The rain was coming down heavily in Yangon on Thursday afternoon, but it did little to deter the crowds that had gathered outside of the city’s Insein Prison to greet inmates as they were released as part of a general amnesty announced earlier in the day. In a country that has seen more than its fair share of doom and gloom in recent years, it would take more than a downpour to dampen this rare moment of elation.
It was indeed a happy occasion. Among the nearly 5,800 freed were a number of political prisoners, including some who had been in the clutches of Myanmar’s junta from the day the military seized power more than 21 months ago. Some were outspoken critics of the regime, while others were figures close to the ousted government. Most released on Thursday, however, were ordinary convicts.
International attention was largely focussed on a handful of high-profile foreign prisoners, including Australian economist Sean Turnell and former UK ambassador Vicky Bowman. They and two others—Japanese filmmaker Toru Kubota and US national Kyaw Htay Oo—were deported soon after their release.
In Myanmar, however, all eyes were on prisoners like Mya Aye, a veteran of the 1988 pro-democracy uprising, and Shwe Nya Wah Sayadaw, a senior monk known to be a strong supporter of the ousted ruling party, the National League for Democracy (NLD).
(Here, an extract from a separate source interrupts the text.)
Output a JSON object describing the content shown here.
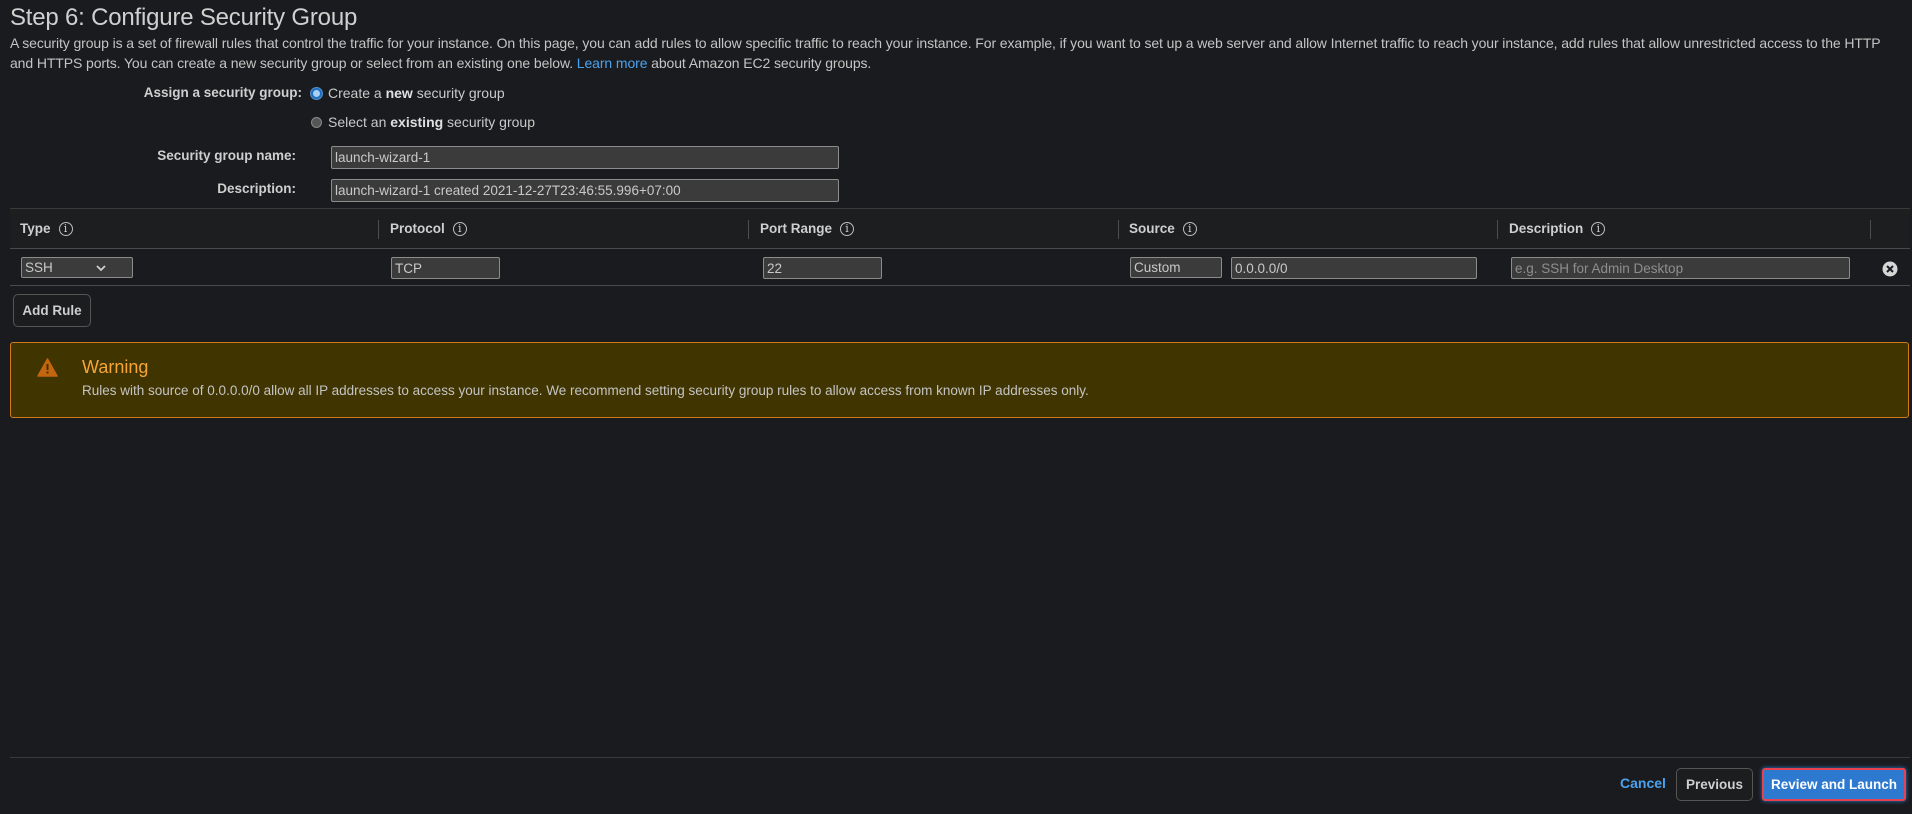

Both were among the first to be taken away in the early hours of February 1, 2021 by a regime that feared their ability to rally resistance to its rule.
The crowd in front of Insein Prison was jubilant as the two staunch defenders of democracy emerged from behind bars looking strong and healthy, but both refrained from saying anything likely to provoke their erstwhile jailers.
“I will always be with the people of Myanmar,” remarked Mya Aye simply, saying all that he needed to say to let the public know where his loyalties still stood.
Like many other political detainees released yesterday, Mya Aye and Shwe Nya Wah Sayadaw, as well as a number of NLD officials, were due to be released after serving their two-year jail terms for incitement, regardless of the amnesty.
According to its announcement on Thursday morning, the junta declared the amnesty as a “humanitarian” gesture to mark Myanmar’s National Day. But as more than a million people remain homeless around the country due to the military’s murderous rampages, few found the regime’s professed benevolence very convincing.
Since seizing power, the junta has killed thousands of Myanmar citizens and imprisoned tens of thousands more. Following previous amnesties, many released prisoners were rearrested under new charges, compounding the cruelty of their treatment by a regime that routinely tortures its opponents, often to death.
In fact, this latest amnesty can only be seen as a cynical attempt to deflect attention from the ongoing horror story that is Myanmar under military rule. It is surely no coincidence that it came as world leaders were gathering in neighbouring Thailand for the Asia-Pacific Economic Cooperation summit that begins today in Bangkok.
None of this is new in Myanmar, a country that has been run by the military for most of its post-independence history. Political prisoners are seen as bargaining chips, and even when they are released to gain some advantage for the junta, their continued safety and freedom are never assured.
The current regime knows that the people of Myanmar are struggling to cope with the hardships that it has imposed on them. Meanwhile, the rest of the world remains distracted by the war in Ukraine and other major challenges that threaten global stability. The junta may be hoping, then, that even an empty display of goodwill will go a long way toward winning a degree of international acceptance.
Speaking at a press conference in Bangkok, US Secretary of State Antony Blinken welcomed news of the amnesty as “one bright spot in what is otherwise an incredibly dark time” for a country that stands out as especially hard hit by suffering, even amidst all the other misery engulfing the world today.
He was not wrong to welcome this development, but hopefully he and other leaders won’t be fooled into believing that this is anything like a signal that Myanmar’s regime is prepared to soften its approach towards its opponents.
If there is one thing that the country’s people can be sure of, it is that nothing short of an end to military rule will improve their prospects for a better future. And this is something that the rest of the world must also understand.